If you create a histogram to visualize a multimodal distribution, you’ll notice that it has more than one peak:

If a distribution has exactly two peaks then it’s considered a bimodal distribution, which is a specific type of multimodal distribution.

This is in contrast to a unimodal distribution, which only has one peak:

Although unimodal distributions like the normal distribution are used most often to explain topics in statistics, multimodal distributions actually appear fairly often in practice so it’s useful to know how to recognize and analyze them.

**Examples of Multimodal Distributions**

Here are a few examples of multimodal distributions.

**Example 1: Distribution of Exam Scores**

Suppose a professor gives an exam to his class. Some of the students studied, while others did not. When the professor creates a histogram of the exam scores, it follows a multimodal distribution with one peak around low scores for students who didn’t study and another peak around high scores for students who did study:

**Example 2: Height of Different Plant Species**

Suppose a scientist goes around a field and measures the height of different plants. Without realizing it, she measures the height of three different species – one that is quite tall, another that is of medium height, and another that is quite short.

When she creates a histogram to visualize the distribution of heights, she finds that it is multimodal – each peak represents the most common height of the three different species.

**Example 3: Distribution of Customers**

A restaurant owner tracks how many customers visit each hour. When he goes to create a histogram to visualize the distribution of customers, he finds that the distribution is multimodal – there is a peak during lunch hours and another peak during dinner hours.

**What Causes Multimodal Distributions?**

There are typically one of two underlying causes of multimodal distributions:

**1. Multiple groups are lumped together.**

Multimodal distributions can occur when you collect data for multiple groups without realizing it.

For example, if a scientist unknowingly measures the height of three different plant species located in the same field, the distribution of all the plants will appear multimodal when placed on the same histogram.

**2. There exists an underlying phenomena.**

Multimodal distributions can also occur because of some underlying phenomena.

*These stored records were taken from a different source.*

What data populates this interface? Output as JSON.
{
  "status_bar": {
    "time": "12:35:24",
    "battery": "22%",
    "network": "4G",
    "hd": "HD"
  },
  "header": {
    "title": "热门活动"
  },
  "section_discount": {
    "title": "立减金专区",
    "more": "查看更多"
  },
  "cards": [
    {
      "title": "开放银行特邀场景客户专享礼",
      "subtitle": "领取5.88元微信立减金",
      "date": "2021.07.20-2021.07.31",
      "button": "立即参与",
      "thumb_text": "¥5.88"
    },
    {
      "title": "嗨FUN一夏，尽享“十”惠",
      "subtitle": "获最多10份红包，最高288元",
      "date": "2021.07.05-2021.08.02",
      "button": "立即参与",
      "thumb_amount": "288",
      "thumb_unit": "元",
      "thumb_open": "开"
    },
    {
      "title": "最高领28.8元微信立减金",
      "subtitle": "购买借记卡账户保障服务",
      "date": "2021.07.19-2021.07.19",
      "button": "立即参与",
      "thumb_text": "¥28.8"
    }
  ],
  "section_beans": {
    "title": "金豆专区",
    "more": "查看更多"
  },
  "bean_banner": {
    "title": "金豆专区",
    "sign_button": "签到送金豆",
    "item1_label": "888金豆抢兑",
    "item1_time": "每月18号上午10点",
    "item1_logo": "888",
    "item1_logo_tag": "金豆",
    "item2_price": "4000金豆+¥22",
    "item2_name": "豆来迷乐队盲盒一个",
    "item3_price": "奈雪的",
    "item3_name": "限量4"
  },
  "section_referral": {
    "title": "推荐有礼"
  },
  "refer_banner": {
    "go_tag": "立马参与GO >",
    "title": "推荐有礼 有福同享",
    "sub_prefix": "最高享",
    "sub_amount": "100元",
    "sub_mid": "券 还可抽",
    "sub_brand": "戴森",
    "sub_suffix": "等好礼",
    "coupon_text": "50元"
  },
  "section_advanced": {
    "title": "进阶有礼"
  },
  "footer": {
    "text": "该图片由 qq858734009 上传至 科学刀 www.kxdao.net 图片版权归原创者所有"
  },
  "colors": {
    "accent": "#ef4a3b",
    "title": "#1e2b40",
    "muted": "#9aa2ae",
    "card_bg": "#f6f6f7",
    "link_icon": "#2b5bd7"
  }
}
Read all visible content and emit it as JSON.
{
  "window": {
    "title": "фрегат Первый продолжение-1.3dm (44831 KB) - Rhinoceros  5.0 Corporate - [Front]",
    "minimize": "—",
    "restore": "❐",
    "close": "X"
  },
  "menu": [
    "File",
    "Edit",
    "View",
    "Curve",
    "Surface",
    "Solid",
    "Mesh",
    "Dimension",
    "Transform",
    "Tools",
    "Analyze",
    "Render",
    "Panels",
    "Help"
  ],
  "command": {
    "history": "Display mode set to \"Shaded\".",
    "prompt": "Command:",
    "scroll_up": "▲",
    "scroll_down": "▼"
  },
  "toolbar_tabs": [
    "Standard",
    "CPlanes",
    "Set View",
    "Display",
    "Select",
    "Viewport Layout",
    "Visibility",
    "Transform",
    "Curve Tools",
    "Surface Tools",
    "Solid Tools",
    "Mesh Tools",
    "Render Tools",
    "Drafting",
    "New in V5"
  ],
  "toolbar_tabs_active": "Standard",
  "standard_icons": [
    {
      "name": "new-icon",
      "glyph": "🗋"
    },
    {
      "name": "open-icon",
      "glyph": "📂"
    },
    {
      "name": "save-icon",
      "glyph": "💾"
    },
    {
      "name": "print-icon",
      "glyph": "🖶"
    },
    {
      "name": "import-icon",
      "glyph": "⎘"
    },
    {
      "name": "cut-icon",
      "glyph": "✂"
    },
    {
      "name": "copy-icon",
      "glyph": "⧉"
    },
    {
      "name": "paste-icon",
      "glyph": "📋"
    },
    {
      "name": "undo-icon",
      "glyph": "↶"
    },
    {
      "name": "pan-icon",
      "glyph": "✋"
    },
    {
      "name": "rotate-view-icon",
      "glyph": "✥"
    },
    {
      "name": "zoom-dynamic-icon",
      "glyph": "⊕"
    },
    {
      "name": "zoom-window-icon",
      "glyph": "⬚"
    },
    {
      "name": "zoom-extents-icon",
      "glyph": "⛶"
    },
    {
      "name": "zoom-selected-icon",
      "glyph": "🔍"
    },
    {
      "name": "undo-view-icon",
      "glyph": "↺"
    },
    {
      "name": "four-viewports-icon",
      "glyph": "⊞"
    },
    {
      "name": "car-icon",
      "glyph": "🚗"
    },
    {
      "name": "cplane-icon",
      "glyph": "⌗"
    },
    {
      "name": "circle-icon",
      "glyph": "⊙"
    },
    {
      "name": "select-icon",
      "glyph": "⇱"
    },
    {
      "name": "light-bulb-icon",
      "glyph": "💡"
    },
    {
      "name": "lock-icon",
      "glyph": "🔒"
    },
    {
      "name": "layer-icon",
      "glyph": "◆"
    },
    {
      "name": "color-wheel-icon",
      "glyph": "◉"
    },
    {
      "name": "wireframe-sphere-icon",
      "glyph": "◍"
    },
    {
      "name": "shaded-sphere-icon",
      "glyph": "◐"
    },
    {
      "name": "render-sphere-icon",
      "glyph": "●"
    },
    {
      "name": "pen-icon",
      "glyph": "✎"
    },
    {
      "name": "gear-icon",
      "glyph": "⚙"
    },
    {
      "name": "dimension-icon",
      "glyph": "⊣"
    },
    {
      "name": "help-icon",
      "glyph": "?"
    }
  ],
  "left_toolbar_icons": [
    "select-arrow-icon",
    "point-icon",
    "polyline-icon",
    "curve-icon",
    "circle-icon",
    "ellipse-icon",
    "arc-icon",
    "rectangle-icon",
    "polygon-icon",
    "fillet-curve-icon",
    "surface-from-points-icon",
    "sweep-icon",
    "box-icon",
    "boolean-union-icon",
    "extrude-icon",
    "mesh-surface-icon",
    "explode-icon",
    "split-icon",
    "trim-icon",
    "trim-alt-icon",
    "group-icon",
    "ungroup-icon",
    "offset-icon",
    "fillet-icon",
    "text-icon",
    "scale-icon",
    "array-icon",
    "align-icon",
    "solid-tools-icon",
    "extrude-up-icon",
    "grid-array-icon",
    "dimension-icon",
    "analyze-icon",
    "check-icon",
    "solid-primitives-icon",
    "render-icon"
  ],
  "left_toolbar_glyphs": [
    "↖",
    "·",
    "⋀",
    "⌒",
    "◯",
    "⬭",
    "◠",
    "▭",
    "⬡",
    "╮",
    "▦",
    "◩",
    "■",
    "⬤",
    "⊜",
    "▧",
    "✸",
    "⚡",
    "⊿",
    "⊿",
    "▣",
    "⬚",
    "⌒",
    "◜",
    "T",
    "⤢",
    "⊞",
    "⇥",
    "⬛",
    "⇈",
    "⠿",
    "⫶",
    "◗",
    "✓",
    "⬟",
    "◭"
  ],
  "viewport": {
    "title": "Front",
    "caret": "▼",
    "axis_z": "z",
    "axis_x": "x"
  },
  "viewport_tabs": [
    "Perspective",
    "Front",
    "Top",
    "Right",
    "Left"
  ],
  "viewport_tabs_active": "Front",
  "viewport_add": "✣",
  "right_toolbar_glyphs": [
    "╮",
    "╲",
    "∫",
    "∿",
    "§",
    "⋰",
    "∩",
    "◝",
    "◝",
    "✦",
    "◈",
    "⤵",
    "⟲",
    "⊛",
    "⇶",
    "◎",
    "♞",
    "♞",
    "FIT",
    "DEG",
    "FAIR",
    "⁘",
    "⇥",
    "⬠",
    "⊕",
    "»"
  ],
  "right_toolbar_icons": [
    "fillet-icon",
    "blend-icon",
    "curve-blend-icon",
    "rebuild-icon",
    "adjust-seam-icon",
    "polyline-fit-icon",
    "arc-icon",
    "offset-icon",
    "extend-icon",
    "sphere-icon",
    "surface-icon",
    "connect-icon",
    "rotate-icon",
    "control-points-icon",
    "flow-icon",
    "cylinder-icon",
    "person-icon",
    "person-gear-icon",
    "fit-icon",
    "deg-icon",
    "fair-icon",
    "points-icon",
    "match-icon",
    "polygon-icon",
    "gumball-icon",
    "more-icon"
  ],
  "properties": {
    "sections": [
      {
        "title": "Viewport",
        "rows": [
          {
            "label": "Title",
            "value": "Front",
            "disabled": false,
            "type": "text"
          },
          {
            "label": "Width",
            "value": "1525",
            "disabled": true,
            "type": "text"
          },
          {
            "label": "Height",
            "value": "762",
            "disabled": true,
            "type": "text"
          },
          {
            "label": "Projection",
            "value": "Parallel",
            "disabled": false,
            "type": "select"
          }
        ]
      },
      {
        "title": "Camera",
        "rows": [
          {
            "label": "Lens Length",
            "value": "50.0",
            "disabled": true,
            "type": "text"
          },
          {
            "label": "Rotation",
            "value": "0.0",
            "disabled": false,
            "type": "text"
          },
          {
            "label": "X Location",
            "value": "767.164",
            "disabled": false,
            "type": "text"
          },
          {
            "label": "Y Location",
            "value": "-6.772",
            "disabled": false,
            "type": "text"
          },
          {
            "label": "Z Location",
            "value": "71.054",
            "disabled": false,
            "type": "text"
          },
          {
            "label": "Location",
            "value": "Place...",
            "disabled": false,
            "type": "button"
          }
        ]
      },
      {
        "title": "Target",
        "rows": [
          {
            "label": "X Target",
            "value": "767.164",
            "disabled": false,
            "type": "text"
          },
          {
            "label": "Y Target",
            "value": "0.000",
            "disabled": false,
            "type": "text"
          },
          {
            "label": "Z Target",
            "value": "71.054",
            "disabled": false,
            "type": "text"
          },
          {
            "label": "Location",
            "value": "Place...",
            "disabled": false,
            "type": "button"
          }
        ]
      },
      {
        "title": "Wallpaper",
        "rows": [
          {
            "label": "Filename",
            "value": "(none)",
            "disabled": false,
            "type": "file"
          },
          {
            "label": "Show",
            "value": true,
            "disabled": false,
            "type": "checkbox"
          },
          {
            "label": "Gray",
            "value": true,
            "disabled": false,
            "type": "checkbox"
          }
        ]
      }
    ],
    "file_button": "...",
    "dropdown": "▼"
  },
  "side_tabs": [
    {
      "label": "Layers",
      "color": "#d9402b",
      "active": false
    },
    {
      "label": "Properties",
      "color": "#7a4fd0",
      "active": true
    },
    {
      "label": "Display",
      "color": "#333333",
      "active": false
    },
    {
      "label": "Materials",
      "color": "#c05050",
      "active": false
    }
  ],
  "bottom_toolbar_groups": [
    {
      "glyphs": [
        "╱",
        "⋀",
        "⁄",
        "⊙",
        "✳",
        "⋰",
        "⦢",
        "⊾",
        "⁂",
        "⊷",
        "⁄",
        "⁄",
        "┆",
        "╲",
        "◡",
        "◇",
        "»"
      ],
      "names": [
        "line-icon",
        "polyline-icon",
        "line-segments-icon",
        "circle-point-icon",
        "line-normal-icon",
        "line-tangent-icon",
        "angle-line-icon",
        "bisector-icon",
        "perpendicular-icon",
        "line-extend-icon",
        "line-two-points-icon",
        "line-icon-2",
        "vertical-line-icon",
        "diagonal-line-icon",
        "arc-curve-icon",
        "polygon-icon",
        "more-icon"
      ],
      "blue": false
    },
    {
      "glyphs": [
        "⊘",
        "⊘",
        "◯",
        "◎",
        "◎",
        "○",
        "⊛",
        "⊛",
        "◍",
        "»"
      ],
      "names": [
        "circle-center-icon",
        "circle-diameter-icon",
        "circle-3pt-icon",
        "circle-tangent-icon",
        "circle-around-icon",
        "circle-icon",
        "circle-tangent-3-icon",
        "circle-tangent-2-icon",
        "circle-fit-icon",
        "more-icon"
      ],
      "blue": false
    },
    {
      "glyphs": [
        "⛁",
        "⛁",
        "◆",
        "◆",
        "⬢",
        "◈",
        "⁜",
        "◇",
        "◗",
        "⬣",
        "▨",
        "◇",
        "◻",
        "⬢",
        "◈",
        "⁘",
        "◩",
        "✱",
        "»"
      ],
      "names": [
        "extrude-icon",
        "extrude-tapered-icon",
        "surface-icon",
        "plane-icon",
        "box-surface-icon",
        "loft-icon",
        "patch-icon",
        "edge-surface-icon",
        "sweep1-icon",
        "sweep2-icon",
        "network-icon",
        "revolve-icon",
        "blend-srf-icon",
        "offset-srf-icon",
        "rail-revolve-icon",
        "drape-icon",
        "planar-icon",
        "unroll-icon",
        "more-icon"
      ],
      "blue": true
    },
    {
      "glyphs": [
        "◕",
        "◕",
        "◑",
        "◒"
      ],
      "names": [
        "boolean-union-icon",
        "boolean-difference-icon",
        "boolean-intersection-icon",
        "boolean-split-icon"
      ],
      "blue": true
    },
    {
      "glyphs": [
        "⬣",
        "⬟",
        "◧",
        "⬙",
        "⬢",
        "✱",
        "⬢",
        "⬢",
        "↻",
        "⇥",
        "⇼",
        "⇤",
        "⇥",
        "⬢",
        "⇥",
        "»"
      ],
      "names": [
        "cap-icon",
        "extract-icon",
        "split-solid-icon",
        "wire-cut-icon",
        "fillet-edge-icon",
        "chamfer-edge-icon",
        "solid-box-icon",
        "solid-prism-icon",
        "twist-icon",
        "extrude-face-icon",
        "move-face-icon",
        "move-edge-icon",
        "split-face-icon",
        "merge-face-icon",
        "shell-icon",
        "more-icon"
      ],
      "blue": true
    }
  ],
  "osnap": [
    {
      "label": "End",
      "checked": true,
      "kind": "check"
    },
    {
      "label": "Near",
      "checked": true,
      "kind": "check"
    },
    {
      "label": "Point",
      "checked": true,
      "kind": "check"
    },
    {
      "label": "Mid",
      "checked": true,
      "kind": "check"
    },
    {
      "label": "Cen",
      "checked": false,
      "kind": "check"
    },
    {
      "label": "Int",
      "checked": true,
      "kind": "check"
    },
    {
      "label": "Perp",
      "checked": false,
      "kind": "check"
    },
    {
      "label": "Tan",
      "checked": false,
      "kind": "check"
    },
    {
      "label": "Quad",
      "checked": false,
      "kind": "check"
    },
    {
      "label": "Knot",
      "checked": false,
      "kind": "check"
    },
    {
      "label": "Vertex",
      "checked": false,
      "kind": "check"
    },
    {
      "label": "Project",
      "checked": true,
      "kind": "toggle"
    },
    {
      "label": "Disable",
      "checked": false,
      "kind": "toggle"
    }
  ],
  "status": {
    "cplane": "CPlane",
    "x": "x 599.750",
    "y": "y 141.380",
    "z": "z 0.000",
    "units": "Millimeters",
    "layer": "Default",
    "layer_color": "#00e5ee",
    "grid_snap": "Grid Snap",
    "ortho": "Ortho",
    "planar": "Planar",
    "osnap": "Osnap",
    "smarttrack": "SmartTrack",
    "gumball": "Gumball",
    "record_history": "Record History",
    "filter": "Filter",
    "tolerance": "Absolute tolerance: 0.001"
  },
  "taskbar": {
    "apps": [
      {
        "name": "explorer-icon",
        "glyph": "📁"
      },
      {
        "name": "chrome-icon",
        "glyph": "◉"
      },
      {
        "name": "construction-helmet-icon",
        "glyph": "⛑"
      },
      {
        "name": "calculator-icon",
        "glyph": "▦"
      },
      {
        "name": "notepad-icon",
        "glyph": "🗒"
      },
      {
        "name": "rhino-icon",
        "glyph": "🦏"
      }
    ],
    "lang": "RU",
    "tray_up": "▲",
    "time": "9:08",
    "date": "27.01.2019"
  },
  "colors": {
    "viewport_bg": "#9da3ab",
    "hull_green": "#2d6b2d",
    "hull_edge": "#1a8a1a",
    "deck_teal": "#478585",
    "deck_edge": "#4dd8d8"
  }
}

For example, the number of customers who visit a restaurant each hour follows a multimodal distribution since people tend to eat out during two distinct times: lunch and dinner. This underlying human behavior causes the multimodal distribution.

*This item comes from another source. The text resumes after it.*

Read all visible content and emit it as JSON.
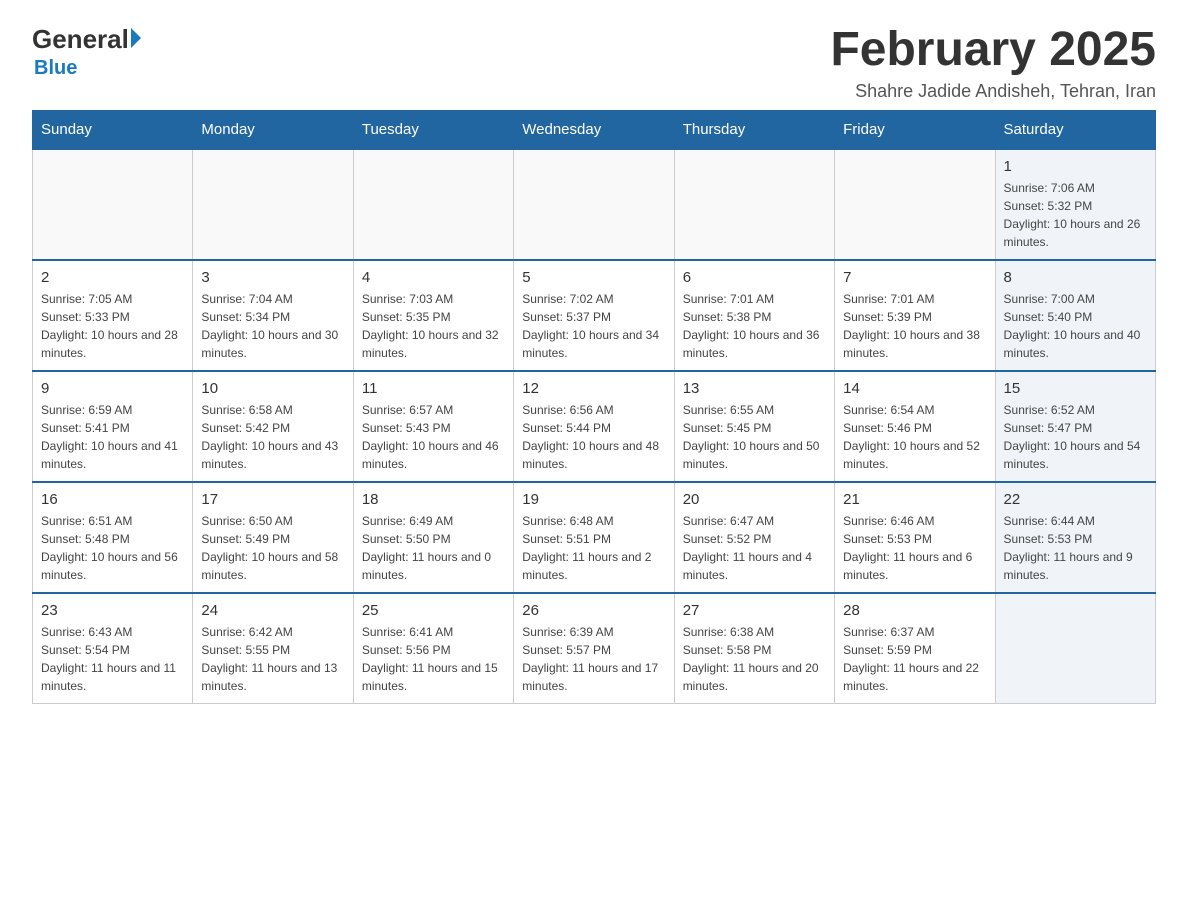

**How to Analyze Multimodal Distributions**

We often describe distributions using the mean or median since this gives us an idea of where the “center” of the distribution is located.

Unfortunately, the mean and median aren’t useful to know for a bimodal distribution. For example, the mean exam score for students in the example above is 81:

However, very few students actually scored close to 81. In this case, the mean is misleading. Most students actually scored around 74 or around 88.

A better way to analyze and interpret bimodal distributions is to simply break the data into two separate groups, then analyze the location of the center and the spread for each group individually.

For example, we may break up the exam scores into “low scores” and “high scores” and then find the mean and standard deviation for each group.

When calculating summary statistics for a given distribution like the mean, median, or standard deviation, be sure to visualize the distribution to determine if it is unimodal or multimodal.

If a distribution is multimodal, it can be misleading to describe it using a single mean, median, or standard deviation.